La première interview est à peu près contemporaine du tournage du film D'ailleurs Derrida, de Saafa Fathy, sorti en 1999, et la seconde postérieure à la publication du livre Tourner les mots, au bord d'un film (2000), livre à deux voix qui relate l'expérience du réalisateur et de l'acteur. D'autres commentaires sur ce film prononcés lors d'une conversation à l'INA le 25 juin 2002, ont été publiés sous le titre Trace et archive, image et art. L'ensemble s'inscrit dans une séquence d'environ quatre ans, où Derrida réévalue, dans une certaine mesure, sa conception du cinéma.

Cet entretien, qui mêle les aspects autobiographiques, les expériences vécues et une approche théorique, est le principal témoignage laissé par Derrida sur son rapport complexe au cinéma :

a) D'un côté, le cinéma est marqué par la culture américaine. Utilitaire, manipulateur, tourné vers le rêve ou le divertissement, cet art populaire s'imprime dans le corps et les désirs des spectateurs. Il libère, sans effort, sans sanction ni travail, des engagements et interdits. Propice à toutes les identifications, il procure une jouissance cachée, secrète, infantile. En mettant sur le même plan l'image et la parole, en réitérant, par une reproduction saisissante de la voix et de l'image (un des phénomènes majeurs du XXème siècle), la présence vivante d'un passé irreprésentable, il donne au témoignage valeur de preuve. Aucun art ne peut plus ignorer cette expérience de croyance qui n'a pas de précédent. On peut, avec lui comme avec les autres telé-technologies (télévision, Internet) croire sans croire, laisser venir à soi des souvenirs enfouis ou oubliés, entendre ou voir des archives, des spectres qui se manifestent directement en disant "je", magnifier des moments tragiques ou épiques de l'histoire. Ces effets de reproduction, de virtualisation, ne sont pas dépourvus d'enjeux politiques. Ils donnent crédit, sur un mode religieux ou sensuel, à des images présentées comme authentiques, mais qui ne sont que des artefacs, des fabrications. Cette séduction, souvent érotique, fait oublier le travail du texte.

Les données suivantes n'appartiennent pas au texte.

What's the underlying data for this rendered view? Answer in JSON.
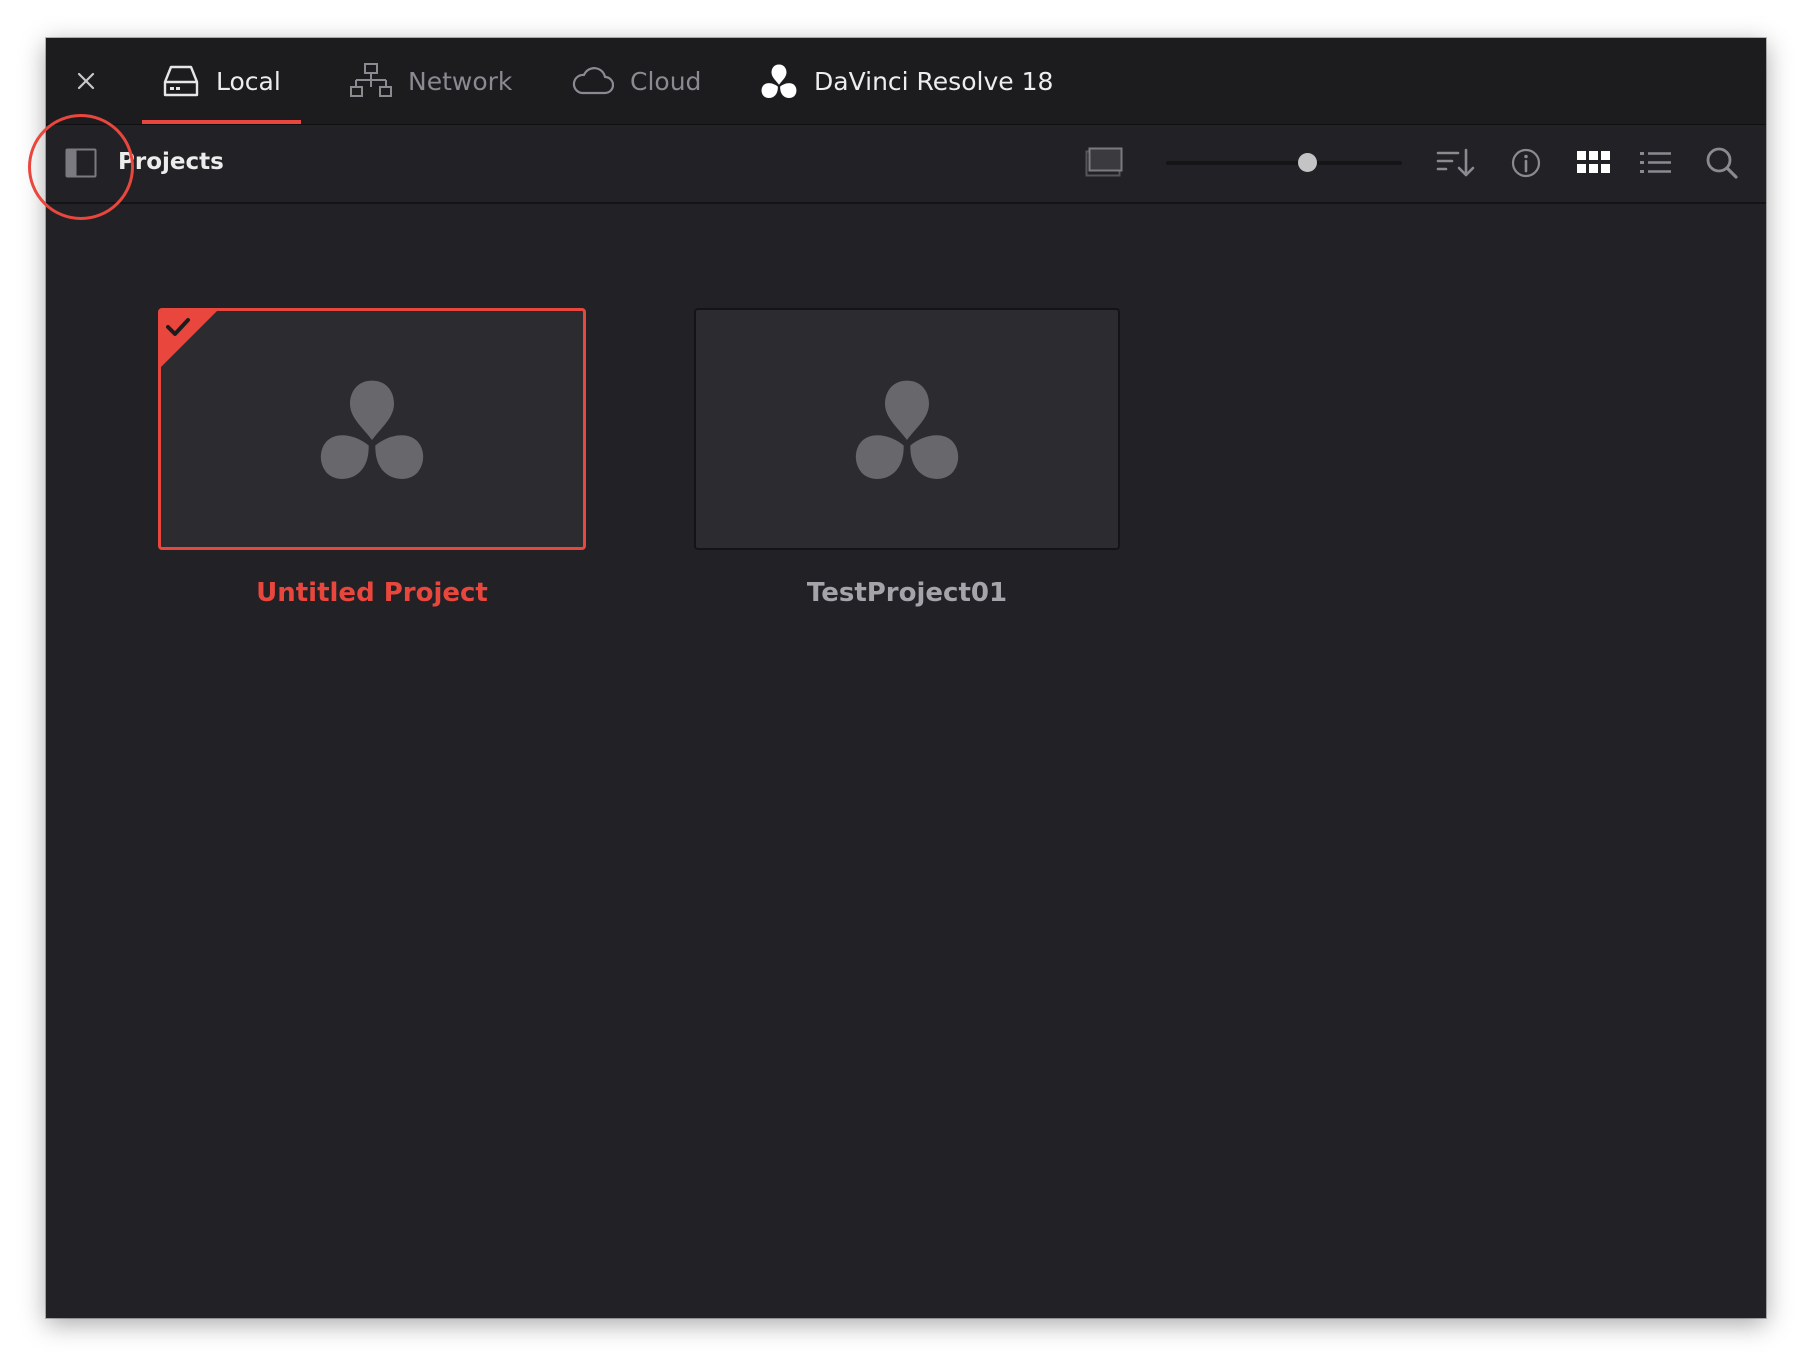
{
  "window": {
    "close_label": "×"
  },
  "tabs": [
    {
      "label": "Local",
      "icon": "hard-drive-icon",
      "active": true
    },
    {
      "label": "Network",
      "icon": "network-icon",
      "active": false
    },
    {
      "label": "Cloud",
      "icon": "cloud-icon",
      "active": false
    },
    {
      "label": "DaVinci Resolve 18",
      "icon": "davinci-resolve-logo-icon",
      "active": false
    }
  ],
  "toolbar": {
    "projects_label": "Projects",
    "sidebar_toggle_icon": "sidebar-toggle-icon",
    "thumbnail_view_icon": "thumbnail-preview-icon",
    "thumbnail_size_value": 0.6,
    "sort_icon": "sort-icon",
    "info_icon": "info-icon",
    "grid_view_icon": "grid-view-icon",
    "list_view_icon": "list-view-icon",
    "search_icon": "search-icon"
  },
  "projects": [
    {
      "name": "Untitled Project",
      "selected": true
    },
    {
      "name": "TestProject01",
      "selected": false
    }
  ],
  "colors": {
    "accent": "#e9473d",
    "window_bg": "#222226",
    "tabbar_bg": "#1c1c1f",
    "thumbnail_bg": "#2c2c30"
  }
}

b) D'un autre côté, l'écriture derridienne est comparable à celle d'un film. Il greffe, il colle, il compose, il monte, il met en scène, en restant toujours attentif à la bande-son (le rythme, la sonorité des mots). Tout cinéma n'est pas déconstructif, mais l'écriture déconstructive aura toujours quelque rapport avec le cinéma, par sa fidélité aux puissances spectrales, sa dramaturgie, son rapport paradoxal à la vérité. Tout film est porteur de la loi filmique qui soutient l'autorité du discours, mais certains films, par les silences, les interruptions, les ellipses, les mots invisibles, résistent à cette loi et entretiennent une demande de déconstruction. Le cinéma fait croire, mais c'est une croyance que rien n'assure. L'image est travaillée au corps par l'invisibilité. Des figures de style comme l'anacoluthe prennent des libertés avec la syntaxe pour sortir des constructions habituelles. Un film n'est pas seulement voix et image, c'est aussi un texte soumis à interprétation et susceptible d'interpréter d'autres textes, et c'est aussi une œuvre qui jette, sacrifie, exclut pour garder le secret. Cet art de masse est aussi celui de la déliaison, de la dissociation, de la solitude absolue du voyeur.

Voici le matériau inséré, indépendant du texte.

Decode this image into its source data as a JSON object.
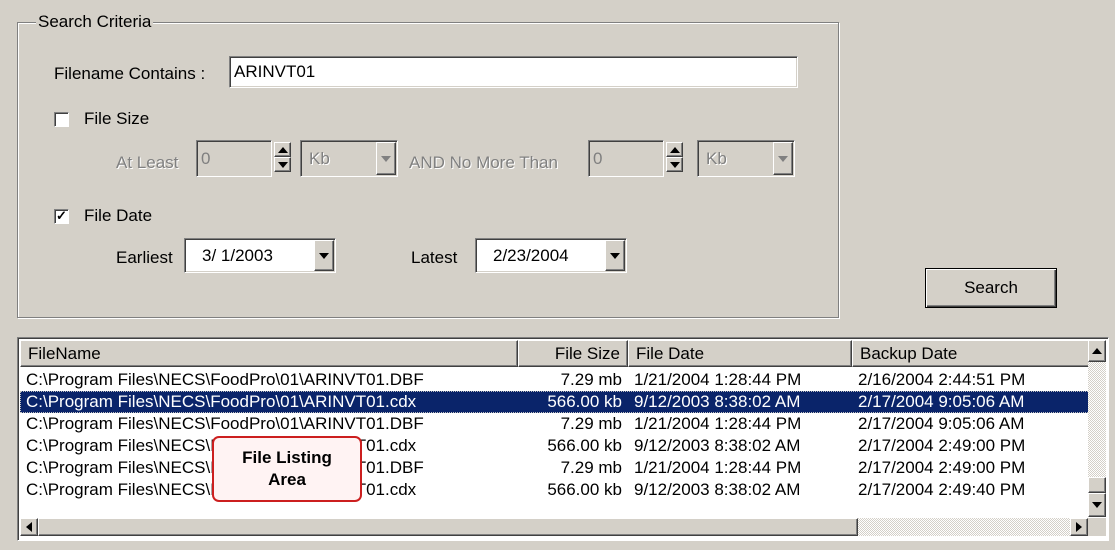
{
  "search_criteria": {
    "group_title": "Search Criteria",
    "filename_label": "Filename Contains :",
    "filename_value": "ARINVT01",
    "file_size": {
      "checkbox_label": "File Size",
      "checked": "",
      "at_least_label": "At Least",
      "at_least_value": "0",
      "at_least_unit": "Kb",
      "no_more_than_label": "AND No More Than",
      "no_more_than_value": "0",
      "no_more_than_unit": "Kb"
    },
    "file_date": {
      "checkbox_label": "File Date",
      "checked": "✓",
      "earliest_label": "Earliest",
      "earliest_value": "3/ 1/2003",
      "latest_label": "Latest",
      "latest_value": "2/23/2004"
    }
  },
  "search_button_label": "Search",
  "file_list": {
    "columns": [
      "FileName",
      "File Size",
      "File Date",
      "Backup Date"
    ],
    "rows": [
      {
        "name": "C:\\Program Files\\NECS\\FoodPro\\01\\ARINVT01.DBF",
        "size": "7.29 mb",
        "date": "1/21/2004 1:28:44 PM",
        "backup": "2/16/2004 2:44:51 PM"
      },
      {
        "name": "C:\\Program Files\\NECS\\FoodPro\\01\\ARINVT01.cdx",
        "size": "566.00 kb",
        "date": "9/12/2003 8:38:02 AM",
        "backup": "2/17/2004 9:05:06 AM"
      },
      {
        "name": "C:\\Program Files\\NECS\\FoodPro\\01\\ARINVT01.DBF",
        "size": "7.29 mb",
        "date": "1/21/2004 1:28:44 PM",
        "backup": "2/17/2004 9:05:06 AM"
      },
      {
        "name": "C:\\Program Files\\NECS\\FoodPro\\01\\ARINVT01.cdx",
        "size": "566.00 kb",
        "date": "9/12/2003 8:38:02 AM",
        "backup": "2/17/2004 2:49:00 PM"
      },
      {
        "name": "C:\\Program Files\\NECS\\FoodPro\\01\\ARINVT01.DBF",
        "size": "7.29 mb",
        "date": "1/21/2004 1:28:44 PM",
        "backup": "2/17/2004 2:49:00 PM"
      },
      {
        "name": "C:\\Program Files\\NECS\\FoodPro\\01\\ARINVT01.cdx",
        "size": "566.00 kb",
        "date": "9/12/2003 8:38:02 AM",
        "backup": "2/17/2004 2:49:40 PM"
      }
    ],
    "selected_row": 1
  },
  "callout": {
    "line1": "File Listing",
    "line2": "Area"
  },
  "colors": {
    "window_bg": "#d4d0c8",
    "selection": "#0a246a",
    "callout_border": "#cc1f1f"
  }
}
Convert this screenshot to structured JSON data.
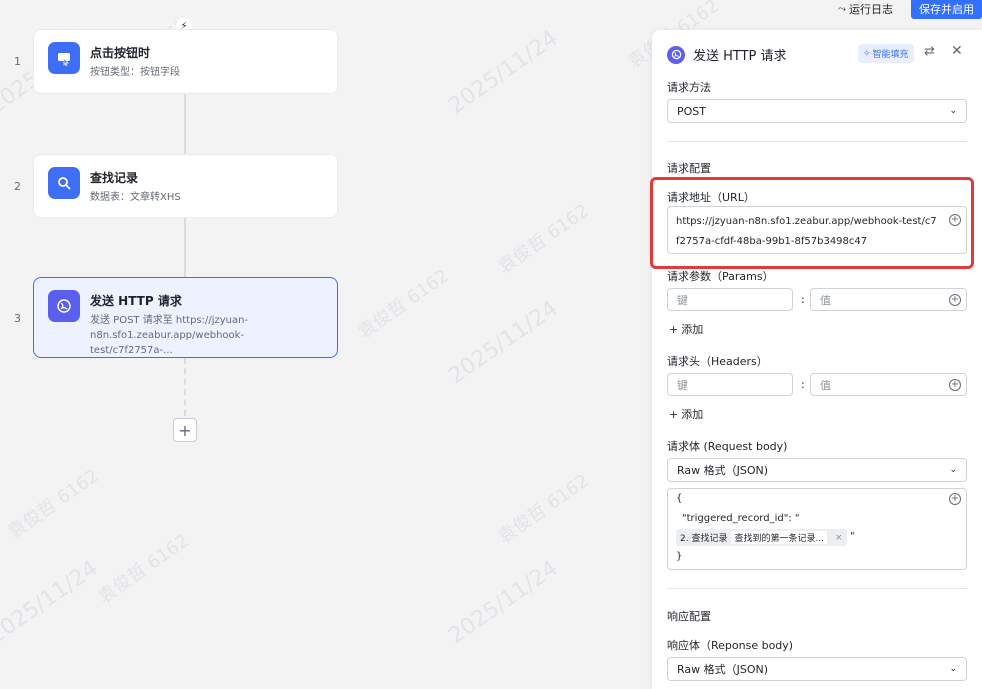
{
  "topbar": {
    "log_label": "运行日志",
    "save_label": "保存并启用"
  },
  "flow": {
    "nodes": [
      {
        "num": "1",
        "title": "点击按钮时",
        "subtitle": "按钮类型：按钮字段"
      },
      {
        "num": "2",
        "title": "查找记录",
        "subtitle": "数据表：文章转XHS"
      },
      {
        "num": "3",
        "title": "发送 HTTP 请求",
        "subtitle_line1": "发送 POST 请求至 https://jzyuan-",
        "subtitle_line2": "n8n.sfo1.zeabur.app/webhook-test/c7f2757a-..."
      }
    ],
    "add_label": "+"
  },
  "panel": {
    "title": "发送 HTTP 请求",
    "smart_fill": "智能填充",
    "method_label": "请求方法",
    "method_value": "POST",
    "config_label": "请求配置",
    "url_label": "请求地址（URL）",
    "url_value": "https://jzyuan-n8n.sfo1.zeabur.app/webhook-test/c7f2757a-cfdf-48ba-99b1-8f57b3498c47",
    "params_label": "请求参数（Params）",
    "params_key_placeholder": "键",
    "params_val_placeholder": "值",
    "params_add": "添加",
    "headers_label": "请求头（Headers）",
    "headers_key_placeholder": "键",
    "headers_val_placeholder": "值",
    "headers_add": "添加",
    "body_label": "请求体 (Request body)",
    "body_format": "Raw 格式（JSON)",
    "body_open": "{",
    "body_key": "\"triggered_record_id\": \"",
    "body_chip_step": "2. 查找记录",
    "body_chip_value": "查找到的第一条记录...",
    "body_quote": "\"",
    "body_close": "}",
    "response_config_label": "响应配置",
    "response_body_label": "响应体（Reponse body)",
    "response_format": "Raw 格式（JSON)"
  },
  "watermark": {
    "name": "袁俊哲 6162",
    "date": "2025/11/24"
  },
  "colors": {
    "accent": "#3370ff",
    "highlight": "#e03a3a",
    "node_icon": "#3d6ef5",
    "http_icon": "#5a5ff0"
  }
}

Le cinéma suscite donc chez Derrida une passion ambiguë où un plaisir addictif, avoué, coexiste avec la reconnaissance, largement inavouée, d'une position privilégiée analogue à celle de la littérature. Pour comprendre le cinéma, il faudrait penser ensemble le fantôme et le capital, la trace et la mémoire, le corps vivant et la machinerie. Il pourrait y avoir, malgré tout, une pensée du cinéma qui déborderait l'opposition du mort et du vivant. Le croire sans croire pourrait déboucher sur un deuil sans deuil qui ouvrirait de nouvelles pistes. Comme le montre le film de Claude Lanzmann, Shoah, qui témoigne de l'essence du cinéma en général, de cette trace sans trace (qui est aussi l'essence de la trace), le cinéma peut aussi raconter ce dont on ne revient pas, ce qui ne répond pas.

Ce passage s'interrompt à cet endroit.